¿Mide la belleza nuestra grandeza?
La cuestión del culto al cuerpo existe desde la antigüedad. Sin embargo, en los últimos años, la obsesión por el cuidado de nuestra apariencia se ha convertido en algo común, comenzando cada vez a edades más tempranas generando una gran preocupación entre los padres, que ven cómo sus hijos imitan las tendencias que les llegan desde las redes sociales y la televisión.
El sistema educativo nunca tuvo como prioridad inculcar valores que nos capaciten para pensar por nosotros mismos, en el mejor de los casos, se centra en transmitir información. Los padres, por su parte, suelen estar demasiado ocupados y además no se sienten preparados para educar.
Como resultado, los niños crecen y aprenden en un entorno influenciado por redes sociales, televisión y amigos, que a su vez también aprenden de las mismas fuentes donde solo la apariencia parece importar. Un entorno donde se les envía constantemente el mensaje: “Sin un atractivo físico, no vales nada”.

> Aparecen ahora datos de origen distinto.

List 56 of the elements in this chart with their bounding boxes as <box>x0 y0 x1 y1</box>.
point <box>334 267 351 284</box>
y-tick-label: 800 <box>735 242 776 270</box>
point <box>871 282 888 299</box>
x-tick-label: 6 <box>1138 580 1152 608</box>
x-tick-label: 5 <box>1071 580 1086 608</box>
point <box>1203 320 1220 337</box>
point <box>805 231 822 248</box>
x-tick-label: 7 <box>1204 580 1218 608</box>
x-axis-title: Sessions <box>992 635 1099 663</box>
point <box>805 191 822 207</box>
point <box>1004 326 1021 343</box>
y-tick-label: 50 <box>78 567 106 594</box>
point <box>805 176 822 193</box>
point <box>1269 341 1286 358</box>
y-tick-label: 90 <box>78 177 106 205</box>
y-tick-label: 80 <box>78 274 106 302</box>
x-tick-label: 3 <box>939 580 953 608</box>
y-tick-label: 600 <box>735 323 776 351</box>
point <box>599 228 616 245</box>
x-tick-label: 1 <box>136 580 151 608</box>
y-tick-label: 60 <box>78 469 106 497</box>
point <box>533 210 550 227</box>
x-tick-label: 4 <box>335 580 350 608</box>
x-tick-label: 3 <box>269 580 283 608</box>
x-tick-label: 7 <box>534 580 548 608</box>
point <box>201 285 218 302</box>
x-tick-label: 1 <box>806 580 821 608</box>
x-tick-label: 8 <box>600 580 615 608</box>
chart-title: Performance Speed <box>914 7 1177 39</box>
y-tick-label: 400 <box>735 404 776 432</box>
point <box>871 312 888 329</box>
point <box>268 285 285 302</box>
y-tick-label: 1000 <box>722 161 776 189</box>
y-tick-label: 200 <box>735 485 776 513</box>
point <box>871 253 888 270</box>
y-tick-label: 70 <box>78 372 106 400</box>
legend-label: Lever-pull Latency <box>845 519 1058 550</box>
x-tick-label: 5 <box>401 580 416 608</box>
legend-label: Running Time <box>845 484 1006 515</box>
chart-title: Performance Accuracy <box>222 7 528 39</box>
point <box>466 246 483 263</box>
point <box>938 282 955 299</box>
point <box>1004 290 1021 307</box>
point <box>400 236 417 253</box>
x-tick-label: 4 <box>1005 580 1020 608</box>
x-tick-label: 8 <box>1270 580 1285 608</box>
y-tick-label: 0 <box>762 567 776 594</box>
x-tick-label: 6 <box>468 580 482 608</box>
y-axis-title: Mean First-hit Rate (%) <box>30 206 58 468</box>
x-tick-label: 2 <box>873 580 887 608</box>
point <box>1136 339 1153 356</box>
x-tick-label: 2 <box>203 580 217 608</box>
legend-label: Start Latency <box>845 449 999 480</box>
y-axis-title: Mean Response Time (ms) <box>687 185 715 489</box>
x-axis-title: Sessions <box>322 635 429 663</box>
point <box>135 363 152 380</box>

Cuando los jóvenes deciden que quieren hacerse una operación estética, una rinoplastia, un aumento de labios, etc., sus padres no deberían sorprenderse ni enfadarse con ellos, ya que los valores a los que están expuestos les inculcan que solo el exterior importa.
El entorno social es nuestro verdadero educador. Los valores y costumbres que interiorizamos del entorno donde nacemos, determinan nuestra vida mucho más que los conocimientos adquiridos sobre el cálculo, la gramática o la historia.
Alimentar esta superficialidad es muy conveniente para las grandes corporaciones y empresas de alta tecnología, que se lucran cuando logran que necesitemos consumir sin sentido y deseemos cambiar nuestro aspecto. Como resultado, sentimos que somos lo que poseemos y solo nos importa cómo nos ven los demás, es decir, perdemos nuestra verdadera personalidad y nos volvemos competitivos deseando que los demás tengan menos y se vean peor que nosotros.
Solo si vamos más allá de lo superficial y nos enfocamos en conectar y colaborar con los demás, nos daremos cuenta de que no importa tanto cómo vistamos o qué coche conducimos. Lo importante no son las posesiones materiales, sino cómo hacemos sentir a las personas y cómo nos hacen sentir. Cómo tratamos a los demás y en qué consideración los tenemos. Esa es la verdadera belleza.
Cuando construyamos una sociedad solidaria y empática, entonces y solo entonces, podremos decir que educamos bien a nuestros hijos. Y ellos mismos serán más felices, pues sabrán que pueden crecer en un entorno que no compite con ellos.